Rep. Fred Upton, R-Mich., the subcommittee chairman, said he and Klink have worked well together, despite party differences.

"No one would call Ron Klink a slouch," Upton said. "He is on the edge of his seat, he is filled with energy. From the witnesses' perspective, you'd better hope that he's on your side."

As a House member, Klink also has played a key role in issues affecting unions. For example, he was a leader in last year's fight to convince the Clinton administration to take action against foreign companies dumping steel in the United States. Although the administration didn't go as far as Klink and others had wanted, the issue became a national rallying point for unions and won Klink important political support.

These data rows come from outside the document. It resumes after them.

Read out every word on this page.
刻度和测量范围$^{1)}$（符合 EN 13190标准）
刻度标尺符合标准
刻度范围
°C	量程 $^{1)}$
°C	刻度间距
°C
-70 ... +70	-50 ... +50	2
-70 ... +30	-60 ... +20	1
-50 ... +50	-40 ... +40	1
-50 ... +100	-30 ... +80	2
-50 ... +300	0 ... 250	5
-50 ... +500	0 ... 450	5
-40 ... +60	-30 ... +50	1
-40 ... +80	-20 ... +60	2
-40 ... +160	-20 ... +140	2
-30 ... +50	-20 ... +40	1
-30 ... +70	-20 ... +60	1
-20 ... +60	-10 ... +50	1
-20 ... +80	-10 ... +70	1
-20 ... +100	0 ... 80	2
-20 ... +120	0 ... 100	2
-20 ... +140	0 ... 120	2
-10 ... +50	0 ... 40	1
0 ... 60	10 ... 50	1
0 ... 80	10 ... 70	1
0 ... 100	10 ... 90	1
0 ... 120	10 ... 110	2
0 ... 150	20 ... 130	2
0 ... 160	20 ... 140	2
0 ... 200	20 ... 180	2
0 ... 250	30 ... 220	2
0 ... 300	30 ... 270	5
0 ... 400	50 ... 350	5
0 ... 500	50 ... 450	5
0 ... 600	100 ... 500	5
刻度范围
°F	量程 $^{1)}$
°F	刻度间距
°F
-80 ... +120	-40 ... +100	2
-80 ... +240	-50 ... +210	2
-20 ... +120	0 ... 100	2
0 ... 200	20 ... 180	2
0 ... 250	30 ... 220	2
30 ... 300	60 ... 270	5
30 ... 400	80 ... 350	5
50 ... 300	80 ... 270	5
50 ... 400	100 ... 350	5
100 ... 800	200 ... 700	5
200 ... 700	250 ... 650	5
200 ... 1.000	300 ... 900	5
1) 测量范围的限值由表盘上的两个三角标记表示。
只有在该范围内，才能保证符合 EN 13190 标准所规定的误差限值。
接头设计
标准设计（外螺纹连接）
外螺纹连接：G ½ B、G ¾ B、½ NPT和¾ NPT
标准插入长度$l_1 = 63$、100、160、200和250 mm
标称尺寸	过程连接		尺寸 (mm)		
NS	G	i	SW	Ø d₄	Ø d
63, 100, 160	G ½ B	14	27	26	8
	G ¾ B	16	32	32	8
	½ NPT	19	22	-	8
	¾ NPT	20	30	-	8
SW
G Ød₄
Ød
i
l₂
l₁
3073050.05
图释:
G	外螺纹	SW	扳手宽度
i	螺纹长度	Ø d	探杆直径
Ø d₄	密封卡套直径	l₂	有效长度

Klink himself argues that his House experience is one of the main reasons Democrats should nominate him to try to topple Santorum.

"The U.S. Senate is not any place for on the job training. I'm someone who can hit the ground running," Klink said.

Although his friends, like Doyle and Murtha, say Klink is a "warm person" with a good sense of humor, he publicly projects the image of an intensely serious man.

"Ron Klink is the only politician who never smiles," said Green. "I don't know how you get in this business and not smile. I think it's because he never had the preparation work [such as getting elected first to local office] that it takes to be a congressman."

Doyle agrees that "Ron is an intense person. Ron's got compassion, but he's got a toughness, too. He's a great friend to have, but you don't want to have him as a foe."